Jocelyn Brooke published his novel The Military Orchid in 1948. I haven’t read it. About antirrhinums, a word I
confuse with “antimacassars,” I found a poem by D.H. Lawrence under the flower’s
better-known name, "Snap-Dragon." Again, nothing significant. Thomas seems to
concur with Dr. Johnson’s judgment as to numbering the streaks of the tulip.
Thomas
is making a point worth our attention. Earlier in the paragraph he writes: “Art
is not simple, and yet about so much of the best, whether in painting, poetry
or music, there is a kind of miraculous simplicity.” For an example he cites King Lear: “Take it away; it smells of mortality.” Thomas
misquotes without blunting his point. In Act IV, Scene 6, Gloucester says: “O, let me kiss that hand!” and Lear replies: “Let
me wipe it first; it smells of mortality.” About the passage, Thomas writes: “I
think that as long as there is poetry, it will keep reverting to that native
plainness and simplicity.” He might be referring to his own customarily flinty
lines, rich in familiar monosyllables. Consider “Autumn” from the four-poem
suite “The Seasons” (Mass for Hard Times,
1992):
“Happy
the leaves
burnishing
their own
downfall.
Life dances
upon
life’s grave.
It
is we who inject
sadness
into the migrant’s
cry.
We are so long
in
dying – time granted
to
discover a purpose
in
our decay? Could
we
be cut open,
would
there be more than
the
saw’s wound, all
humanity’s
rings widening
only
toward ageing?
To
creep in for shelter
under
the bone’s tree
is
to be charred by time’s
lightning
stroke. The leaves
fall
variously as do thought
to
reveal the bareness
of
the mind’s landscape
through
which we must press on
towards
the openness of its horizons.”
After
the sentence at the top of this post, Thomas writes:
“We
like to think of every poet as possessing a very keen eye, whereas Yeats, for
instance, was reported to be decidedly short-sighted. It is as though, for poetry, general words
will do, with occasional glimpses or insights for added effect, as in Rosetti’s
`The woodspurge has a cup of three.’”
In
his recently published Diaries, the Welsh
actor Richard Burton writes:
“The
only nice poets I’ve ever met were bad poets and a bad poet is not a poet at
all—ergo I’ve never met a nice poet… R. S. Thomas is a true minor poet but I’d
rather share my journey to the other life with somebody more congenial.

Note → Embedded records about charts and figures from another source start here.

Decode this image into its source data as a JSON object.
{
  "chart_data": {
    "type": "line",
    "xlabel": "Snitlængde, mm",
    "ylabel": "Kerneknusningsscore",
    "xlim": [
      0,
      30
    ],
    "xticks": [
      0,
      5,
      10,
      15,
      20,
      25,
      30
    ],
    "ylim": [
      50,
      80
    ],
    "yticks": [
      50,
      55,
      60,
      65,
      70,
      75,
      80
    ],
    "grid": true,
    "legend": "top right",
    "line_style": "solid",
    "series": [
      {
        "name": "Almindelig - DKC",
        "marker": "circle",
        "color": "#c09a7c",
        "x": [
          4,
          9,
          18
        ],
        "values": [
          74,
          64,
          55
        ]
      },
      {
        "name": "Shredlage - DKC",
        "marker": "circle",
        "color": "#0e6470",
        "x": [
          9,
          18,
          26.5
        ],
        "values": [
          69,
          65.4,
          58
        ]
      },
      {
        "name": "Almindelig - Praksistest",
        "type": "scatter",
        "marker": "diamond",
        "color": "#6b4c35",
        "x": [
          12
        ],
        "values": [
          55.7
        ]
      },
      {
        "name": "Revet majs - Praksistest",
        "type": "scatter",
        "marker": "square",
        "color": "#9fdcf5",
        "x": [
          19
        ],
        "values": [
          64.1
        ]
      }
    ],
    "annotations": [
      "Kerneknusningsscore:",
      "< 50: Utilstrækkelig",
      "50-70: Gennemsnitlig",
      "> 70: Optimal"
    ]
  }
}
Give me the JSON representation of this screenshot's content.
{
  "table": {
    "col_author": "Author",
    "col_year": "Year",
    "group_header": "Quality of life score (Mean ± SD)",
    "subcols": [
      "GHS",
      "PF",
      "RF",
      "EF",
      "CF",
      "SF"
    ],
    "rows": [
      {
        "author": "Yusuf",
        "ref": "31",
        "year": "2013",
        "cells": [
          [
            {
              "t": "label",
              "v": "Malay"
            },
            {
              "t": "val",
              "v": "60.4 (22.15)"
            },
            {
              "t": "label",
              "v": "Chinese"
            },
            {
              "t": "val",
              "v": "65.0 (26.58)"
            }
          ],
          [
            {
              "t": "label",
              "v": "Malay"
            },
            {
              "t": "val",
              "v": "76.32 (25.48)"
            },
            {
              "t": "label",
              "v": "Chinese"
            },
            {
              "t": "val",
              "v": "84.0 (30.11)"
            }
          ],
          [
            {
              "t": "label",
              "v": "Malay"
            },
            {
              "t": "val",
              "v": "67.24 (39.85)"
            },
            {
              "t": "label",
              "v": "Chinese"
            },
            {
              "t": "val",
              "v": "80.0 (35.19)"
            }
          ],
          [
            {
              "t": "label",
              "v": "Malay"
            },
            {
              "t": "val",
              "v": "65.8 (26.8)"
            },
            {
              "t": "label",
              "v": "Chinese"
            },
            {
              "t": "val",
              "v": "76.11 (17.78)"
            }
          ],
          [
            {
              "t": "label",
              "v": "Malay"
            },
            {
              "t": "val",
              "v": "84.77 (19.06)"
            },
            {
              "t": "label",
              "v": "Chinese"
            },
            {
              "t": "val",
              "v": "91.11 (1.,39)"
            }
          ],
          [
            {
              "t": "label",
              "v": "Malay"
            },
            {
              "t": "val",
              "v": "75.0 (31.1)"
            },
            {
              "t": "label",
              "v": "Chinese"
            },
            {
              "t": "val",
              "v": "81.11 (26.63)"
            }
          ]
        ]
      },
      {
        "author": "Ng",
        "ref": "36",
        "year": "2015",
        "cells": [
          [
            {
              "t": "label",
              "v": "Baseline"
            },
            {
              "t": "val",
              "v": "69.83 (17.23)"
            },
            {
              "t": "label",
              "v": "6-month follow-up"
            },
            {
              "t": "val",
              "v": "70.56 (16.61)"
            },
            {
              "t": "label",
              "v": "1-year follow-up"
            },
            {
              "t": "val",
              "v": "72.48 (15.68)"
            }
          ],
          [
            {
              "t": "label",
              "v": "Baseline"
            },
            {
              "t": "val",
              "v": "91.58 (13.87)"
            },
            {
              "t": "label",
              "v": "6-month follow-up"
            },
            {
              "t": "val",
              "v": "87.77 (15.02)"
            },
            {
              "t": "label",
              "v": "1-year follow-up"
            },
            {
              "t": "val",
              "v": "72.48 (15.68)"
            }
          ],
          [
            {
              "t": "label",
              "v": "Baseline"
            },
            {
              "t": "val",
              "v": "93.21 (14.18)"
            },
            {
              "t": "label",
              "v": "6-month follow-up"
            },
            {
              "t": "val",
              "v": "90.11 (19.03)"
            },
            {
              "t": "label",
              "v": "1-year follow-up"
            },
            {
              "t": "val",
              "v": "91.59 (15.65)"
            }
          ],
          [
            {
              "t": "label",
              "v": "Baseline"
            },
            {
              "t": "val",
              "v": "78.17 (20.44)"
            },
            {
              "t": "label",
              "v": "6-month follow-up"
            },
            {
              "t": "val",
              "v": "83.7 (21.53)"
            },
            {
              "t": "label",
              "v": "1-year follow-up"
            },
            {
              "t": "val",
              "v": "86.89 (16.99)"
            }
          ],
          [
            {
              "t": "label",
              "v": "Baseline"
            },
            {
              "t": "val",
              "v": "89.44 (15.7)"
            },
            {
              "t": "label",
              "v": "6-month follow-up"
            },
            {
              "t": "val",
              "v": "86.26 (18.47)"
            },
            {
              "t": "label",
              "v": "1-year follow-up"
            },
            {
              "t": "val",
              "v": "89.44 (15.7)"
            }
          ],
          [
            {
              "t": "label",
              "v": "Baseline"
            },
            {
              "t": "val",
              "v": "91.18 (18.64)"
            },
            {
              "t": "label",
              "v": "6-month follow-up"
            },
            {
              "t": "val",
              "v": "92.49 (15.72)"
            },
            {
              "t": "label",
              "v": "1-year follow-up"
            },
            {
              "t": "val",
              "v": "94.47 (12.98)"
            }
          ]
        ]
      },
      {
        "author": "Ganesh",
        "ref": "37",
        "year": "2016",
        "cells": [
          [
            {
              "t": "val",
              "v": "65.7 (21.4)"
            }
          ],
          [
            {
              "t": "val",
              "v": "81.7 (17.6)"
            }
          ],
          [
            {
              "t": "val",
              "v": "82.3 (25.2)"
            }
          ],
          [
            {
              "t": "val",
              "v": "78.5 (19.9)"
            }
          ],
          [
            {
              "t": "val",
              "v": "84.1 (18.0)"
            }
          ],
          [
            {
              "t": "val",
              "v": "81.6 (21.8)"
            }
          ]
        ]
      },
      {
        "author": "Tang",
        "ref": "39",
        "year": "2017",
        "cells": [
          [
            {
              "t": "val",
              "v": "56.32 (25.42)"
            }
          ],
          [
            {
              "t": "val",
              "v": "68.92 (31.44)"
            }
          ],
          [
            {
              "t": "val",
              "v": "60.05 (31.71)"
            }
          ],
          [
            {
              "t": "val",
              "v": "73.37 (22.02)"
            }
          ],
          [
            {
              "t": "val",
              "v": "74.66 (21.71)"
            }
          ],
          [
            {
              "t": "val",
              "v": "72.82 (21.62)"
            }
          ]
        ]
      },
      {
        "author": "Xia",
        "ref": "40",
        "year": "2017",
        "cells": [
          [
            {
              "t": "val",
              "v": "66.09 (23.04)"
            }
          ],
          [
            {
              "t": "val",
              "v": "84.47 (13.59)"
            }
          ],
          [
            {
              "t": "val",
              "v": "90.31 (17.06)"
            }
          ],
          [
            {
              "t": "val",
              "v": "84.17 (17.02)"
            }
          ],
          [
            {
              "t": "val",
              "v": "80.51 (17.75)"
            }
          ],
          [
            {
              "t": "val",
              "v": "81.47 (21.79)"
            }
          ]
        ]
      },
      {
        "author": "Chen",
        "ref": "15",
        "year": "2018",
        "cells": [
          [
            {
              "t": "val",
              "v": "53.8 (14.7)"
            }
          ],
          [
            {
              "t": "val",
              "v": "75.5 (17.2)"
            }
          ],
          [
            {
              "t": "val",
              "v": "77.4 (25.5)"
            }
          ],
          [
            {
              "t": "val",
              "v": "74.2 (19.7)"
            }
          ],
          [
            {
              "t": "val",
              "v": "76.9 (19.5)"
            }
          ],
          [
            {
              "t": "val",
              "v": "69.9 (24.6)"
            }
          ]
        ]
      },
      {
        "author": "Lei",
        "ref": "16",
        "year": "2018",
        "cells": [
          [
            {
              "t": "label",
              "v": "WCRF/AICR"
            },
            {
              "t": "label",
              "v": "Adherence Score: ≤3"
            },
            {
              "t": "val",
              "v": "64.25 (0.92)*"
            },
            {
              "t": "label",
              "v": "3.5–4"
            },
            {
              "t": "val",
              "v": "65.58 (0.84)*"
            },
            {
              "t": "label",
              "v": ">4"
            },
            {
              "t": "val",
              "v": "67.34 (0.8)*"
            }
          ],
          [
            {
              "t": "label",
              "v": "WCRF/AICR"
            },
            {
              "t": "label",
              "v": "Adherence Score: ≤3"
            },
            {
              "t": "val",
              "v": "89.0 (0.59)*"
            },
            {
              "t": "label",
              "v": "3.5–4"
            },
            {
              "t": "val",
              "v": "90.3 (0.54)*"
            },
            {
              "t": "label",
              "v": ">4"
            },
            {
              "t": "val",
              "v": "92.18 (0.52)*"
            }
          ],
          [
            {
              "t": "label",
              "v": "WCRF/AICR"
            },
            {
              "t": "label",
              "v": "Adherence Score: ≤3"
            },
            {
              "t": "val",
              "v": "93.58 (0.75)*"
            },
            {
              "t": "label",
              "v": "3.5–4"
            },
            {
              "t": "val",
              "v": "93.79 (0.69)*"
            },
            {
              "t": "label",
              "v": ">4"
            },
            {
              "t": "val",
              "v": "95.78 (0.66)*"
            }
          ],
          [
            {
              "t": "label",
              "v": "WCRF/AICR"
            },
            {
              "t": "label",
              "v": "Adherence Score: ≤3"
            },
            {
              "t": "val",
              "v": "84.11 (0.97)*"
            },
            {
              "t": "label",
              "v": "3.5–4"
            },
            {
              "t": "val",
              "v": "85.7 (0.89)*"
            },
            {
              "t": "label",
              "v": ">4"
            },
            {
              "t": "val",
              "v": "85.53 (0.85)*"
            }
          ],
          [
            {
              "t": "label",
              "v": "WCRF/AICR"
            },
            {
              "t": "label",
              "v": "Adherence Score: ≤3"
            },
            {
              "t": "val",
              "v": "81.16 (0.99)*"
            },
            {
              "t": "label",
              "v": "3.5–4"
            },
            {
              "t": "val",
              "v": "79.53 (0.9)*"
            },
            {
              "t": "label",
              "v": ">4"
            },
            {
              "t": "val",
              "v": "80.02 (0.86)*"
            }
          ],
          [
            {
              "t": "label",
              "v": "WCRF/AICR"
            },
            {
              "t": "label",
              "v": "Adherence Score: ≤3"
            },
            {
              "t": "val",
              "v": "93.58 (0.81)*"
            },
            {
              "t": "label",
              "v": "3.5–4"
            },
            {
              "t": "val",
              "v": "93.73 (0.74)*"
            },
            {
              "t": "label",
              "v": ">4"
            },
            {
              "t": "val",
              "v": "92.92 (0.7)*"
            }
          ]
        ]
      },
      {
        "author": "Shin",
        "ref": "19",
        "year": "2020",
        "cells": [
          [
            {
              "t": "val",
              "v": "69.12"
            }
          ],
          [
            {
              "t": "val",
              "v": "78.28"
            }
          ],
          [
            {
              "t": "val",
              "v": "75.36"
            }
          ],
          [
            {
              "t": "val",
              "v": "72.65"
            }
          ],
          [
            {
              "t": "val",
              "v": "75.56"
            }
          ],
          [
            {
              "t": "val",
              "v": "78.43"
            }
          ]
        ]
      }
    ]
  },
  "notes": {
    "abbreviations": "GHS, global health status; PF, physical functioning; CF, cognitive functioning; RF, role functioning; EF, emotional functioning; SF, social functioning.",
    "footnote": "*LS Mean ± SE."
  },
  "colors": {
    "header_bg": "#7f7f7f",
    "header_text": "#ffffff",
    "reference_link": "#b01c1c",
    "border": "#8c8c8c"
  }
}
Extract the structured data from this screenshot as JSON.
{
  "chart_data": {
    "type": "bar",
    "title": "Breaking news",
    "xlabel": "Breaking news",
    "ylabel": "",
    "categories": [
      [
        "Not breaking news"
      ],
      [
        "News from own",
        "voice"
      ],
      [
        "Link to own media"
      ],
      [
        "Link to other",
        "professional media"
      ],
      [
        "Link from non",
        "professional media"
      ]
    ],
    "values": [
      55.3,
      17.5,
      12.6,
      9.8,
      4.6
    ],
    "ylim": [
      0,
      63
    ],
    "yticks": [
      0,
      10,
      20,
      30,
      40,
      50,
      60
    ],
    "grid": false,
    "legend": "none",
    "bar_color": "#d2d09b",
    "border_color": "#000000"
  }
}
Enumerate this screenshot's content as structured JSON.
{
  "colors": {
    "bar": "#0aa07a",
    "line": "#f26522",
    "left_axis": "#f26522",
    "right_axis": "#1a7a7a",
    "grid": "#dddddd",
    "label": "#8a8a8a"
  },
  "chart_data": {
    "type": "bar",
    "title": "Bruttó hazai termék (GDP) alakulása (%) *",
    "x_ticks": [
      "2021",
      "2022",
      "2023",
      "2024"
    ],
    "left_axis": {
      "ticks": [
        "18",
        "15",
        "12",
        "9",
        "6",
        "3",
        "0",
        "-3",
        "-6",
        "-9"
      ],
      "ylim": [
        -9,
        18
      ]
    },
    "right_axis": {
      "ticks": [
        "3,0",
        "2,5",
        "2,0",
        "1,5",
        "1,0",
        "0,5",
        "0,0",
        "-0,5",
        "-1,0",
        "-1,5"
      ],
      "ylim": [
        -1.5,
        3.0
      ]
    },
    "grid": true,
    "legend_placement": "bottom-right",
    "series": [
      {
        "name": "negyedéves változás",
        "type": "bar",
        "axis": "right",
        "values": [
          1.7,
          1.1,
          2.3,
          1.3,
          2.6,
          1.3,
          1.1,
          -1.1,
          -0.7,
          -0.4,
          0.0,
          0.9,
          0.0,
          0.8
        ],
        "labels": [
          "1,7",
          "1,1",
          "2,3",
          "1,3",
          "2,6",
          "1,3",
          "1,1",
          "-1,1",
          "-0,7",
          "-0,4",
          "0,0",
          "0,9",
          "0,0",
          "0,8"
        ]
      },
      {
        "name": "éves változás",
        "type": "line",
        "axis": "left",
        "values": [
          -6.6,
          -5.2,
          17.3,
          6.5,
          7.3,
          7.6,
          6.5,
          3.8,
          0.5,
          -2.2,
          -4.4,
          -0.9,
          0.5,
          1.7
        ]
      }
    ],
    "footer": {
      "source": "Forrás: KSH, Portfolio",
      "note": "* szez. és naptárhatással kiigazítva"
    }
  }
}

I think
the last tight smile that he allowed to grimace his features was at the age of
six when he realized with delight that death was inevitable. He has consigned
his wife to hell for a long time. She will recognize it when she goes there.”
For
more of the same, see Nige’s account of Thomas, Elizabeth Taylor and the
flatfish.
Thomas
was born on this date, March 29, in 1913. He died Sept. 25, 2000.
1 comment:
"We like to think of every poet as possessing a very keen eye"
Homer, for instance? Yet his epics have quite a variety of trees--pine, fir, oak, ash, cedar--birds certainly including eagles, cranes, sea ducks, and geese, and among flowers at least hyacinth and asphodel.